Barely two months after its crown prince was sent to prison on corruption charges, the family that controls Samsung’s vast business empire is again facing allegations of white-collar crime.

The South Korean police raided the head office of Samsung’s construction arm on Wednesday as they investigated whether Lee Kun-hee, the group’s patriarch, had misappropriated company funds to renovate his family’s home. Investigators will soon begin questioning others, including company officials, an officer involved with the investigation said.

The construction arm, a unit inside the Samsung C&T Corporation, said on Wednesday that it could not comment on a continuing police inquiry. It had previously disputed the allegations. The police officer, who asked not to be identified because he was not authorized to speak publicly, declined to disclose how much money investigators believe may have been involved.

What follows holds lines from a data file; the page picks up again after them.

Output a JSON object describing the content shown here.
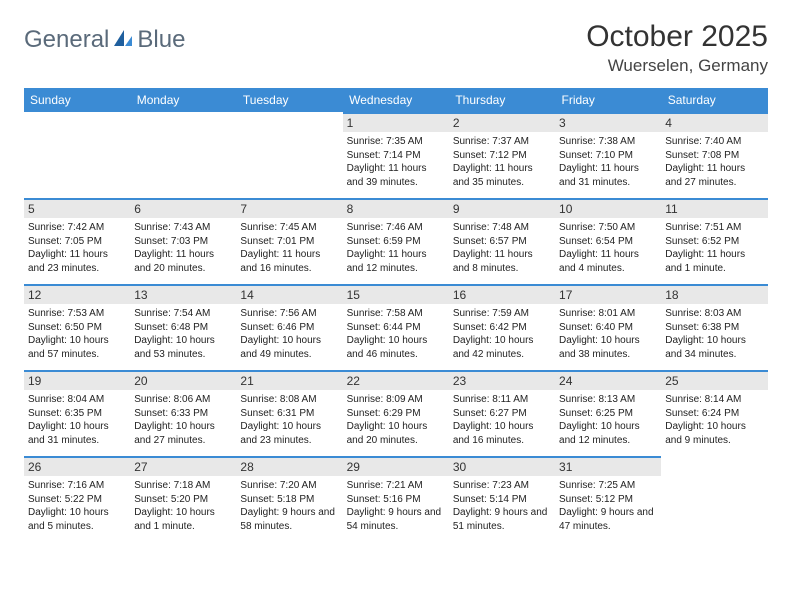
{
  "brand": {
    "part1": "General",
    "part2": "Blue"
  },
  "title": "October 2025",
  "location": "Wuerselen, Germany",
  "colors": {
    "header_bg": "#3b8bd4",
    "header_text": "#ffffff",
    "daynum_bg": "#e8e8e8",
    "border": "#3b8bd4",
    "logo_gray": "#5a6a7a",
    "logo_blue": "#2b78c2",
    "page_bg": "#ffffff"
  },
  "fonts": {
    "body": "Arial",
    "title_size": 30,
    "location_size": 17,
    "header_size": 12,
    "cell_size": 10
  },
  "days": [
    "Sunday",
    "Monday",
    "Tuesday",
    "Wednesday",
    "Thursday",
    "Friday",
    "Saturday"
  ],
  "weeks": [
    [
      {
        "n": "",
        "sr": "",
        "ss": "",
        "dl": ""
      },
      {
        "n": "",
        "sr": "",
        "ss": "",
        "dl": ""
      },
      {
        "n": "",
        "sr": "",
        "ss": "",
        "dl": ""
      },
      {
        "n": "1",
        "sr": "7:35 AM",
        "ss": "7:14 PM",
        "dl": "11 hours and 39 minutes."
      },
      {
        "n": "2",
        "sr": "7:37 AM",
        "ss": "7:12 PM",
        "dl": "11 hours and 35 minutes."
      },
      {
        "n": "3",
        "sr": "7:38 AM",
        "ss": "7:10 PM",
        "dl": "11 hours and 31 minutes."
      },
      {
        "n": "4",
        "sr": "7:40 AM",
        "ss": "7:08 PM",
        "dl": "11 hours and 27 minutes."
      }
    ],
    [
      {
        "n": "5",
        "sr": "7:42 AM",
        "ss": "7:05 PM",
        "dl": "11 hours and 23 minutes."
      },
      {
        "n": "6",
        "sr": "7:43 AM",
        "ss": "7:03 PM",
        "dl": "11 hours and 20 minutes."
      },
      {
        "n": "7",
        "sr": "7:45 AM",
        "ss": "7:01 PM",
        "dl": "11 hours and 16 minutes."
      },
      {
        "n": "8",
        "sr": "7:46 AM",
        "ss": "6:59 PM",
        "dl": "11 hours and 12 minutes."
      },
      {
        "n": "9",
        "sr": "7:48 AM",
        "ss": "6:57 PM",
        "dl": "11 hours and 8 minutes."
      },
      {
        "n": "10",
        "sr": "7:50 AM",
        "ss": "6:54 PM",
        "dl": "11 hours and 4 minutes."
      },
      {
        "n": "11",
        "sr": "7:51 AM",
        "ss": "6:52 PM",
        "dl": "11 hours and 1 minute."
      }
    ],
    [
      {
        "n": "12",
        "sr": "7:53 AM",
        "ss": "6:50 PM",
        "dl": "10 hours and 57 minutes."
      },
      {
        "n": "13",
        "sr": "7:54 AM",
        "ss": "6:48 PM",
        "dl": "10 hours and 53 minutes."
      },
      {
        "n": "14",
        "sr": "7:56 AM",
        "ss": "6:46 PM",
        "dl": "10 hours and 49 minutes."
      },
      {
        "n": "15",
        "sr": "7:58 AM",
        "ss": "6:44 PM",
        "dl": "10 hours and 46 minutes."
      },
      {
        "n": "16",
        "sr": "7:59 AM",
        "ss": "6:42 PM",
        "dl": "10 hours and 42 minutes."
      },
      {
        "n": "17",
        "sr": "8:01 AM",
        "ss": "6:40 PM",
        "dl": "10 hours and 38 minutes."
      },
      {
        "n": "18",
        "sr": "8:03 AM",
        "ss": "6:38 PM",
        "dl": "10 hours and 34 minutes."
      }
    ],
    [
      {
        "n": "19",
        "sr": "8:04 AM",
        "ss": "6:35 PM",
        "dl": "10 hours and 31 minutes."
      },
      {
        "n": "20",
        "sr": "8:06 AM",
        "ss": "6:33 PM",
        "dl": "10 hours and 27 minutes."
      },
      {
        "n": "21",
        "sr": "8:08 AM",
        "ss": "6:31 PM",
        "dl": "10 hours and 23 minutes."
      },
      {
        "n": "22",
        "sr": "8:09 AM",
        "ss": "6:29 PM",
        "dl": "10 hours and 20 minutes."
      },
      {
        "n": "23",
        "sr": "8:11 AM",
        "ss": "6:27 PM",
        "dl": "10 hours and 16 minutes."
      },
      {
        "n": "24",
        "sr": "8:13 AM",
        "ss": "6:25 PM",
        "dl": "10 hours and 12 minutes."
      },
      {
        "n": "25",
        "sr": "8:14 AM",
        "ss": "6:24 PM",
        "dl": "10 hours and 9 minutes."
      }
    ],
    [
      {
        "n": "26",
        "sr": "7:16 AM",
        "ss": "5:22 PM",
        "dl": "10 hours and 5 minutes."
      },
      {
        "n": "27",
        "sr": "7:18 AM",
        "ss": "5:20 PM",
        "dl": "10 hours and 1 minute."
      },
      {
        "n": "28",
        "sr": "7:20 AM",
        "ss": "5:18 PM",
        "dl": "9 hours and 58 minutes."
      },
      {
        "n": "29",
        "sr": "7:21 AM",
        "ss": "5:16 PM",
        "dl": "9 hours and 54 minutes."
      },
      {
        "n": "30",
        "sr": "7:23 AM",
        "ss": "5:14 PM",
        "dl": "9 hours and 51 minutes."
      },
      {
        "n": "31",
        "sr": "7:25 AM",
        "ss": "5:12 PM",
        "dl": "9 hours and 47 minutes."
      },
      {
        "n": "",
        "sr": "",
        "ss": "",
        "dl": ""
      }
    ]
  ],
  "labels": {
    "sunrise": "Sunrise:",
    "sunset": "Sunset:",
    "daylight": "Daylight:"
  }
}
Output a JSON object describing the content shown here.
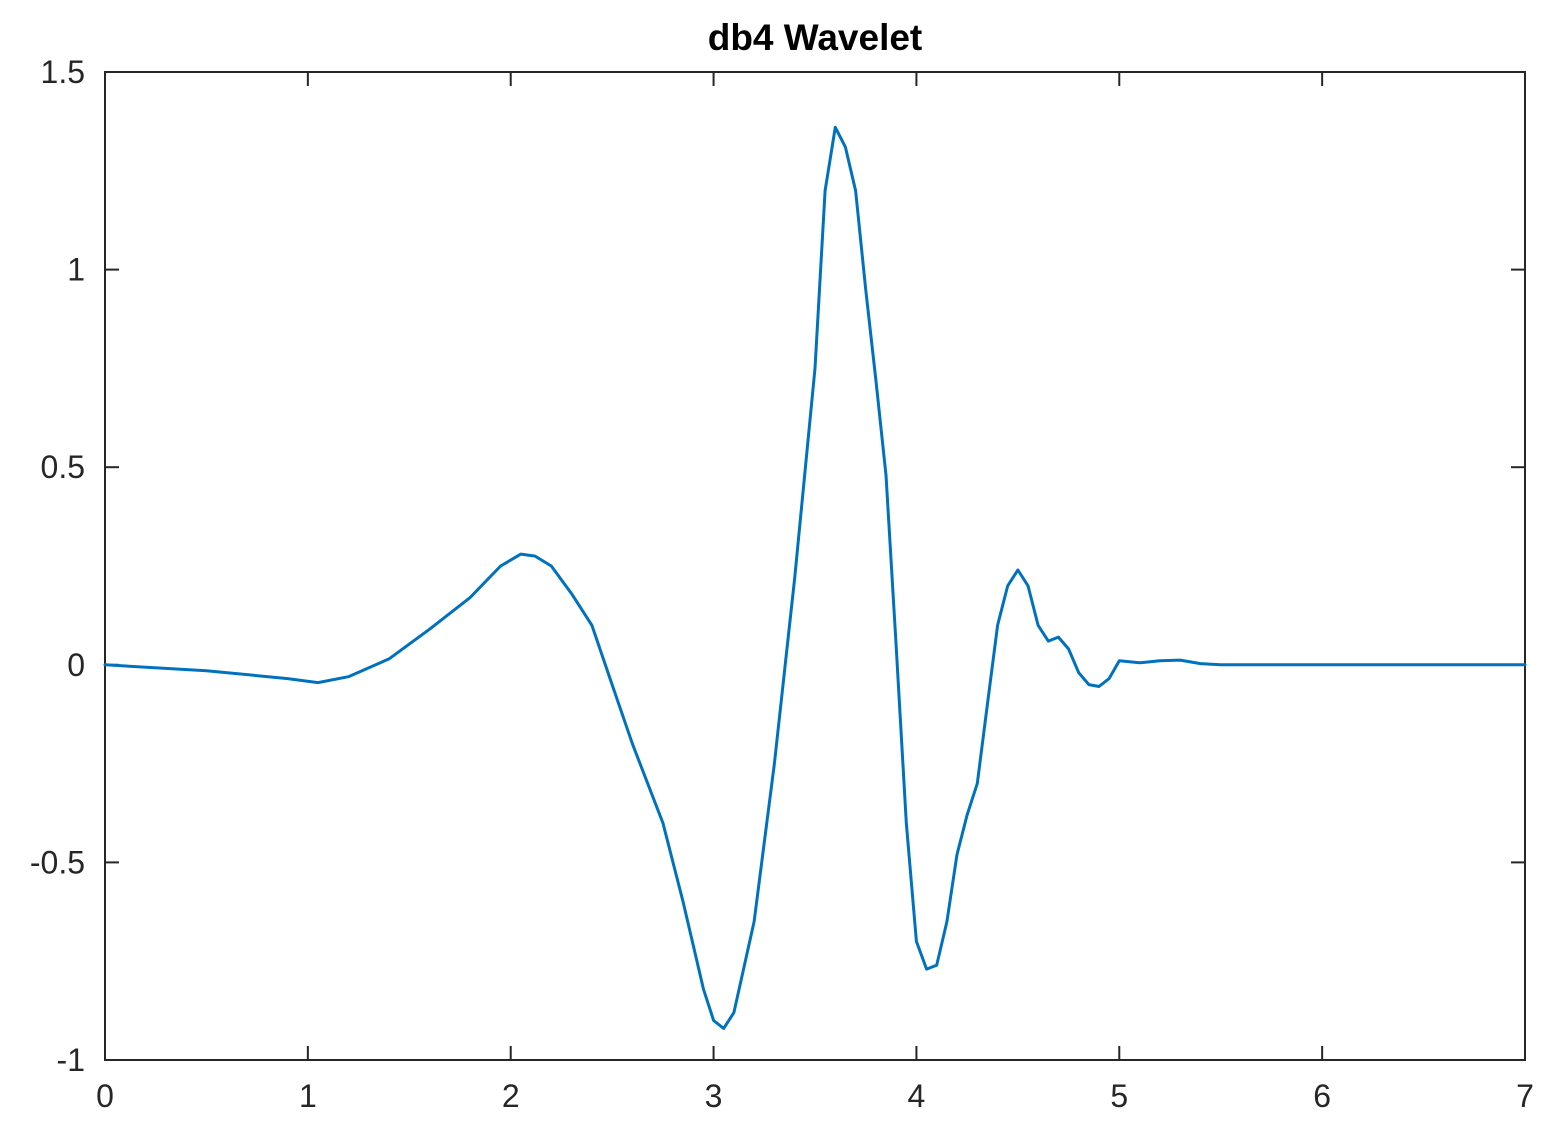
{
  "chart_data": {
    "type": "line",
    "title": "db4 Wavelet",
    "xlabel": "",
    "ylabel": "",
    "xlim": [
      0,
      7
    ],
    "ylim": [
      -1,
      1.5
    ],
    "x_ticks": [
      0,
      1,
      2,
      3,
      4,
      5,
      6,
      7
    ],
    "y_ticks": [
      -1,
      -0.5,
      0,
      0.5,
      1,
      1.5
    ],
    "x_tick_labels": [
      "0",
      "1",
      "2",
      "3",
      "4",
      "5",
      "6",
      "7"
    ],
    "y_tick_labels": [
      "-1",
      "-0.5",
      "0",
      "0.5",
      "1",
      "1.5"
    ],
    "grid": false,
    "colors": {
      "line": "#0072BD",
      "axes": "#262626"
    },
    "series": [
      {
        "x": [
          0,
          0.5,
          0.9,
          1.05,
          1.2,
          1.4,
          1.6,
          1.8,
          1.95,
          2.05,
          2.12,
          2.2,
          2.3,
          2.4,
          2.5,
          2.6,
          2.75,
          2.85,
          2.95,
          3.0,
          3.05,
          3.1,
          3.2,
          3.3,
          3.4,
          3.5,
          3.55,
          3.6,
          3.65,
          3.7,
          3.75,
          3.8,
          3.85,
          3.9,
          3.95,
          4.0,
          4.05,
          4.1,
          4.15,
          4.2,
          4.25,
          4.3,
          4.35,
          4.4,
          4.45,
          4.5,
          4.55,
          4.6,
          4.65,
          4.7,
          4.75,
          4.8,
          4.85,
          4.9,
          4.95,
          5.0,
          5.1,
          5.2,
          5.3,
          5.4,
          5.5,
          5.65,
          5.8,
          6.0,
          7.0
        ],
        "y": [
          0,
          -0.015,
          -0.035,
          -0.045,
          -0.03,
          0.015,
          0.09,
          0.17,
          0.25,
          0.28,
          0.275,
          0.25,
          0.18,
          0.1,
          -0.05,
          -0.2,
          -0.4,
          -0.6,
          -0.82,
          -0.9,
          -0.92,
          -0.88,
          -0.65,
          -0.25,
          0.22,
          0.75,
          1.2,
          1.36,
          1.31,
          1.2,
          0.95,
          0.72,
          0.48,
          0.05,
          -0.4,
          -0.7,
          -0.77,
          -0.76,
          -0.65,
          -0.48,
          -0.38,
          -0.3,
          -0.1,
          0.1,
          0.2,
          0.24,
          0.2,
          0.1,
          0.06,
          0.07,
          0.04,
          -0.02,
          -0.05,
          -0.055,
          -0.035,
          0.01,
          0.005,
          0.01,
          0.012,
          0.003,
          0,
          0,
          0,
          0,
          0
        ]
      }
    ]
  }
}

The investigation follows the conviction in August of Mr. Lee’s son, Lee Jae-yong, 49, who is vice chairman of Samsung Electronics, the most profitable arm of the company. The younger Mr. Lee was sentenced to five years in prison for bribery. He has appealed the conviction.

The raid on Wednesday and the investigation behind it added to the uncertainty surrounding Samsung, South Korea’s biggest company and a global name in electronics and other industries. Samsung’s myriad businesses, which range from smartphones and memory chips to drugs and insurance, appeared to be running without major hiccups in recent months.

But the legal troubles of the family behind Samsung have renewed concerns in South Korea about the fate of the conglomerate, a major economic force in the country. The scrutiny also reflects public frustration with years of criminal charges leveled against the leaders of Samsung and some other big family-run companies that have led to light sentences and even to official pardons.

Lawmakers have also turned up the pressure. This week, Park Yong-jin, a member of South Korea’s governing Democratic Party and a vocal critic of the country’s corporate culture, dragged one of Lee Kun-hee’s two earlier convictions back into the limelight when he said that financial authorities had allowed the Samsung executive to inherit billions of dollars from his father without paying taxes.

South Korea would have reaped about $2 billion from the transaction, “if tax authorities had followed the rules and levied inheritance taxes,” Mr. Park said.

The criticism put the spotlight on one of Samsung’s most embarrassing episodes.

In 2008, prosecutors found 4.5 trillion South Korean won, or roughly $4.5 billion at the time, in assets that belonged to Lee Kun-hee but were divided up in more than 1,000 accounts under his lieutenants’ names. Prosecutors alleged that Lee Kun-hee had inherited the money from his father, Lee Byung-chull, Samsung’s founder, and that it had been structured to avoid taxes.

Lee Kun-hee was convicted in 2008, but South Korea’s president at the time, Lee Myung-bak, pardoned him the following year. It was the second time Lee Kun-hee had been given a presidential reprieve: He was also pardoned in 1997, a year after a conviction on bribery charges.

In a statement on Wednesday, Samsung said, without specifying amounts, that Mr. Lee had paid all the taxes that he promised to reimburse in 2008.

“The principle remains completely unchanged that the money will be used for a good cause,” the statement said.

Lee Kun-hee, 75, has been incapacitated since a heart attack in 2014. Many South Koreans still express admiration for the industrialist because of his transformation of Samsung from a local manufacturer of cheap goods into a global behemoth.

Samsung C&T, one of the conglomerate’s biggest units, has a portfolio including major power plants and suspension bridges, as well as the Burj Khalifa in Dubai, the world’s tallest building.

Lee Kun-hee reportedly owns the five most expensive houses in Seoul, the South Korean capital, all valued at more than $10 million. His main residence in the area of Itaewon, a coveted address occupied by ambassadors and the country’s wealthiest families, is worth around $20 million, according to official city data.